Other state officials say the measure would lower their costs, making the loans they offer a more attractive alternative. They say it also would allow them to make more loans to first-time homebuyers and help homeowners who aren't in serious financial trouble refinance.

"It adds another tool for us," says Clarence J. Snuggs, deputy secretary of the Maryland Department of Housing and Community Development. "But I don't think refinancing is going to resolve the lion's share" of mortgage problems, he adds. "Restructuring [loans] is going to the place where most people get relief."

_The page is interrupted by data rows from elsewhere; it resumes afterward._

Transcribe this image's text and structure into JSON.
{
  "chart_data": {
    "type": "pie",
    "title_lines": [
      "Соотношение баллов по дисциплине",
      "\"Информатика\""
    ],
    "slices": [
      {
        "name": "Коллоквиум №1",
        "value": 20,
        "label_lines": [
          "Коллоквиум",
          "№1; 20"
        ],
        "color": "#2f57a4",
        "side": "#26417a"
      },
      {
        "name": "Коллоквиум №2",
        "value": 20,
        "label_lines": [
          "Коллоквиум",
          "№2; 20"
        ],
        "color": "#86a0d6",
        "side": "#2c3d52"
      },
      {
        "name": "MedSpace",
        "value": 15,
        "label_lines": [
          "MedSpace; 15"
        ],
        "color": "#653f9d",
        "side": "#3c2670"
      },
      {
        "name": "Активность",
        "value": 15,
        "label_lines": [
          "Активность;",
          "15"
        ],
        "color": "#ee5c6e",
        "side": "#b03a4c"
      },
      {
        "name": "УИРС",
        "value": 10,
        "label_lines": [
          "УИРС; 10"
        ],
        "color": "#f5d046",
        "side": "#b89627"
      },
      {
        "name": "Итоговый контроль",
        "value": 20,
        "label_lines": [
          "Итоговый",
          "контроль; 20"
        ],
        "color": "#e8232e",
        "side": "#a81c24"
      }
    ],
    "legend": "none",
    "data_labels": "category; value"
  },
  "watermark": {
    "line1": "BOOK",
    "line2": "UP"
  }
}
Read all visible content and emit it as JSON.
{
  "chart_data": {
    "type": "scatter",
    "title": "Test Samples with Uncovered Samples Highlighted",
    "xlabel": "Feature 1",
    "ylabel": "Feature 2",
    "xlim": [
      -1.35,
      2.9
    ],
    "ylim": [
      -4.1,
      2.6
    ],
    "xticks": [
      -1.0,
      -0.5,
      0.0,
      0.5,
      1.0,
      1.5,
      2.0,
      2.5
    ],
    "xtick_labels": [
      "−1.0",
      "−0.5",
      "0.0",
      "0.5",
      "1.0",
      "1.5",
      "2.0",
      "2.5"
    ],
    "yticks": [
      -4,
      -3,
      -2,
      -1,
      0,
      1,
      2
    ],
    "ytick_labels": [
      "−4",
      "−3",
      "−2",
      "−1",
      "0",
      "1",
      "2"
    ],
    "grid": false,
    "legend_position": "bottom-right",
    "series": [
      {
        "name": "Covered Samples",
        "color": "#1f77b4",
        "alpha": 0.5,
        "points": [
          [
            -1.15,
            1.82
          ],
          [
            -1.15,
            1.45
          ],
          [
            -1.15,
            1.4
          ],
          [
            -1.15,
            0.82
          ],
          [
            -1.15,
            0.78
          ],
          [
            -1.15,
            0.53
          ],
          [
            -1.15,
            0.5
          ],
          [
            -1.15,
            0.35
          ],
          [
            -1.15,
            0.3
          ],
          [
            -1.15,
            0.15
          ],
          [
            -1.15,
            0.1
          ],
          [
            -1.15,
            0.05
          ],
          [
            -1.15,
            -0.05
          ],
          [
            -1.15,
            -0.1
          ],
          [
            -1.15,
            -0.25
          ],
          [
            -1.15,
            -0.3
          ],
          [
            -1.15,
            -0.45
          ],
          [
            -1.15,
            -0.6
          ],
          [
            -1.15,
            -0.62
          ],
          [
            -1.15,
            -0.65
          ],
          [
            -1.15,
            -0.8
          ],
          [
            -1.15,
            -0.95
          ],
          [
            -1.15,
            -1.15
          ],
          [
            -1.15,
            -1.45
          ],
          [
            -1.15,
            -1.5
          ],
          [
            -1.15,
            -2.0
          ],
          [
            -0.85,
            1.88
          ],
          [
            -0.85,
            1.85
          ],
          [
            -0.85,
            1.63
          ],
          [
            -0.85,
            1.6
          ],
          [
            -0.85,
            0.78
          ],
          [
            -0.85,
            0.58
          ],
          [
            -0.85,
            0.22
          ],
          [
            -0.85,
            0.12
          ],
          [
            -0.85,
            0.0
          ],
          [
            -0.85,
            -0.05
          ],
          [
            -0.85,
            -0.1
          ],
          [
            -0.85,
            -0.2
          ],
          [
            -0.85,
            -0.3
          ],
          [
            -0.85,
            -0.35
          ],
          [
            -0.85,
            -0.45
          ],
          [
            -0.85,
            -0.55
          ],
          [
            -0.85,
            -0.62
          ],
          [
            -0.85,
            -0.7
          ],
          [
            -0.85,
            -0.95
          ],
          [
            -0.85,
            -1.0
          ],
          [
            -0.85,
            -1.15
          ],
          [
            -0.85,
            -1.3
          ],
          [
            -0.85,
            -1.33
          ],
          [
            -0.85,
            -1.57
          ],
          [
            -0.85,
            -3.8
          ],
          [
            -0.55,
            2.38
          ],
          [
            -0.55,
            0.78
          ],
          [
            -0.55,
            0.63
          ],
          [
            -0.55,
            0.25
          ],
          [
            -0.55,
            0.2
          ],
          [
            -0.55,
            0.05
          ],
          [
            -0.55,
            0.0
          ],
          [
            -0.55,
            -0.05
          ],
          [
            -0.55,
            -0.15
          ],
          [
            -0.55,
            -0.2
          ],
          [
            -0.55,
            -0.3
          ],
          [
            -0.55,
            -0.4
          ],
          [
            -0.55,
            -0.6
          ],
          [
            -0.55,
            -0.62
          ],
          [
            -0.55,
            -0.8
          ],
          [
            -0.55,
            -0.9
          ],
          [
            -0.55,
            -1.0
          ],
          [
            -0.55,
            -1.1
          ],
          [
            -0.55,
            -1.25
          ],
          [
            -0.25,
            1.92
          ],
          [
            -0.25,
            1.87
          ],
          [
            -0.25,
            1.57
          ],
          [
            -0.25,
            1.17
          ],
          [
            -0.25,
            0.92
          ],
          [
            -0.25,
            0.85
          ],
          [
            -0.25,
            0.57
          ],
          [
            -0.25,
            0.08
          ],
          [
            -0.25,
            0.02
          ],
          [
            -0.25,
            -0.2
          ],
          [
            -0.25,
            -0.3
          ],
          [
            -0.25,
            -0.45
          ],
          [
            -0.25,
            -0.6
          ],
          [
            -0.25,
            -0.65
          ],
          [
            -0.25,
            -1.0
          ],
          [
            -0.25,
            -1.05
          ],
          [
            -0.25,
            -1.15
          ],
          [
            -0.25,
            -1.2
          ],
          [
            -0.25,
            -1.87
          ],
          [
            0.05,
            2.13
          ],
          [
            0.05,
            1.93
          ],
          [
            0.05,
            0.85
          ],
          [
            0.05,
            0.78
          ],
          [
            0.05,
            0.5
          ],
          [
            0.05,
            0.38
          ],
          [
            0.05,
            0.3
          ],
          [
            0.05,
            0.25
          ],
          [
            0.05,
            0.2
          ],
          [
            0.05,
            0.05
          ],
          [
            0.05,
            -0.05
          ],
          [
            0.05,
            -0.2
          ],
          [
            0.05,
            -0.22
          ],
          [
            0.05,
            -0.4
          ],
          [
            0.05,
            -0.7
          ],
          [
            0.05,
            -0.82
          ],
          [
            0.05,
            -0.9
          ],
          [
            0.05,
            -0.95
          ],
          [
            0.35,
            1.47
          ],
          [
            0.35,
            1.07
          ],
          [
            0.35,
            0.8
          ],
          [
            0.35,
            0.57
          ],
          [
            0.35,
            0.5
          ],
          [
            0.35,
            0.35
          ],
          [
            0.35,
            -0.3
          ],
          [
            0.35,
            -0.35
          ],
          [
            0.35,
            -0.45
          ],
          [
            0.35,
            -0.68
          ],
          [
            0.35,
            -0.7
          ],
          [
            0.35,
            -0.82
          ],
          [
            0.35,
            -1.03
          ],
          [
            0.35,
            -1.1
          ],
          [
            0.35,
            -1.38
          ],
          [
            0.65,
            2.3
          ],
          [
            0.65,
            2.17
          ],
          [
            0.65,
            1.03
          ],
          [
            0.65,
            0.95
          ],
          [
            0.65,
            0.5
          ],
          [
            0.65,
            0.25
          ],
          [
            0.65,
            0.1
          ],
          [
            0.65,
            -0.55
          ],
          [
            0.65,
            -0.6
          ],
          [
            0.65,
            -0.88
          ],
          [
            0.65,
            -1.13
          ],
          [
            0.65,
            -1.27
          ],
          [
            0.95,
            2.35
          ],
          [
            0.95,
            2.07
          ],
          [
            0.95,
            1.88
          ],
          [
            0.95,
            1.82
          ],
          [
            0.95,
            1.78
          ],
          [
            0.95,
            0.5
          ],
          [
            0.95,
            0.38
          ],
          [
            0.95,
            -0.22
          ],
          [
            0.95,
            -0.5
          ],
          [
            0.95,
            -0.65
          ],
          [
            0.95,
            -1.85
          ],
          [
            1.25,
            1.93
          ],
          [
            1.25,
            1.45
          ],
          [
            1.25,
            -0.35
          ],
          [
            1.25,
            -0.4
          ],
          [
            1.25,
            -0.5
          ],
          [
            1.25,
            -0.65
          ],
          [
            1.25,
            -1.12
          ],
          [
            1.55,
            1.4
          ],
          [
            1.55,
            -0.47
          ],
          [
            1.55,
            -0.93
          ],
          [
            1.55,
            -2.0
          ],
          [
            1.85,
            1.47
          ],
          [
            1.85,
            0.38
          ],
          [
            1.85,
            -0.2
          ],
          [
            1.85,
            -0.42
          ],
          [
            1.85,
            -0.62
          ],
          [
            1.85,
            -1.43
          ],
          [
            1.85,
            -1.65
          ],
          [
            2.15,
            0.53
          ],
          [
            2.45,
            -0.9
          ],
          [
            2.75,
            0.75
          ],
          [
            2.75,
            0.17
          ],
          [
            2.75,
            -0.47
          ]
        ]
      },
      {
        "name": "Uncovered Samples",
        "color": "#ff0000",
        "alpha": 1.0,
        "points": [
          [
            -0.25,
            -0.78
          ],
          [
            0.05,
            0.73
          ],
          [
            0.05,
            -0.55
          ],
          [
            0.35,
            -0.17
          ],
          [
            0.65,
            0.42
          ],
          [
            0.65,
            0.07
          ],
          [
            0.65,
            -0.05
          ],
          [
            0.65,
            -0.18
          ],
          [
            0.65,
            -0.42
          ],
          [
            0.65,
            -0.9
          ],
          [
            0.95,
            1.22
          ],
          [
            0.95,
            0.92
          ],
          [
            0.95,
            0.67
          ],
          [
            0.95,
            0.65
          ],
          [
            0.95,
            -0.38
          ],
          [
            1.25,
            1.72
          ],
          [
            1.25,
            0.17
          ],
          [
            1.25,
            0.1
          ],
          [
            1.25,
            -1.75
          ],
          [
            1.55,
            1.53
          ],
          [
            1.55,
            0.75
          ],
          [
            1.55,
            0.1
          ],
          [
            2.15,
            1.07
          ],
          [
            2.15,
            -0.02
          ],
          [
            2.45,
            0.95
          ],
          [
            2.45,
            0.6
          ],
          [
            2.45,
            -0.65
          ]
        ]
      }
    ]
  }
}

The state bond measure before Congress isn't likely to address one of the fundamental problems for the refinance programs: many borrowers don't qualify because they have missed too many payments or owe more than their home is worth. Maryland, for instance, has closed 18 loans since its "Lifeline" refinance program was announced in June and has another 17 in the pipeline.

The Ohio Housing Finance Agency tried to boost participation in its subprime refinance program by relaxing underwriting guidelines, and ran an eight-week radio advertising campaign to boost awareness. Still, the program has refinanced just 37 borrowers.

Many borrowers "have credit problems that go beyond our expanded criteria," says Cindy Flaherty, director of special projects.